The Brainerd Dispatch pointed out that the crossing “does not have acting warning devices of stop arms and lights,” a situation the fire chief reiterated in the TV interview. It is virtually certain that if equipped with lights and gates this accident would not have happened. Both BNSF and Operation Lifesaver know that lights and gates are the most effective type of protection at railroad crossings. Studies that have been conducted over fifty years ago confirm that lights and gates offer the ability to drastically reduce the number of vehicle/train accidents by as much as 96%.
Fargo, ND TV station WDAZ, ABC News Channel 8, reporter Renee Richardson, who interviewed Chief Lee, learned that “the force of the collision emptied the Mercury’s trunk and back seat, sending household goods and debris across the area, including everything from a vacuum to canned goods.”

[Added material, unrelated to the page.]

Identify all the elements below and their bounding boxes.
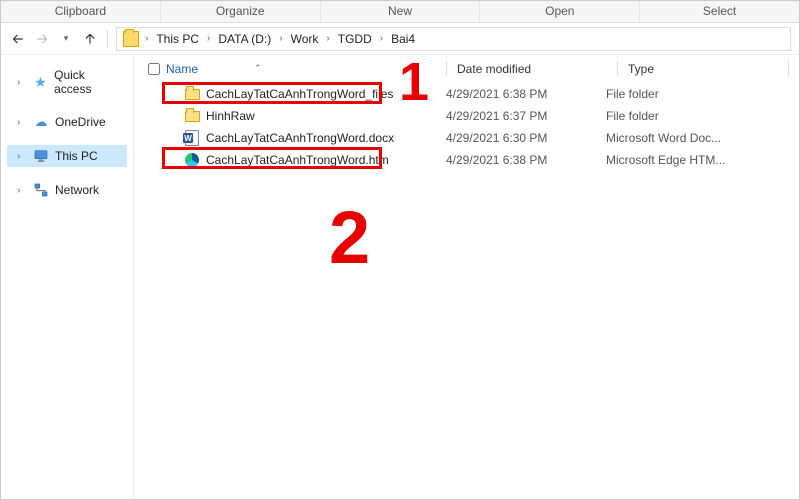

West Gulf River Road ends at its intersection with Minnesota Highway 210 just a few feet north of the railroad crossing, and winds through the area, intersecting with a road which leads directly to and just a short distance south of the crossing.
According to Federal Railroad Administration documents, the unguarded crossing accommodates a half a dozen BNSF trains daily at a maximum allowable speed of 49 mph. But also according to FRA records, Sunday afternoon’s collision was not the only crash event to occur there, as a motorist was killed at the same location in 1993 when a 114-car BNSF train being pulled by a pair of locomotives traveling at 47 mph struck his vehicle.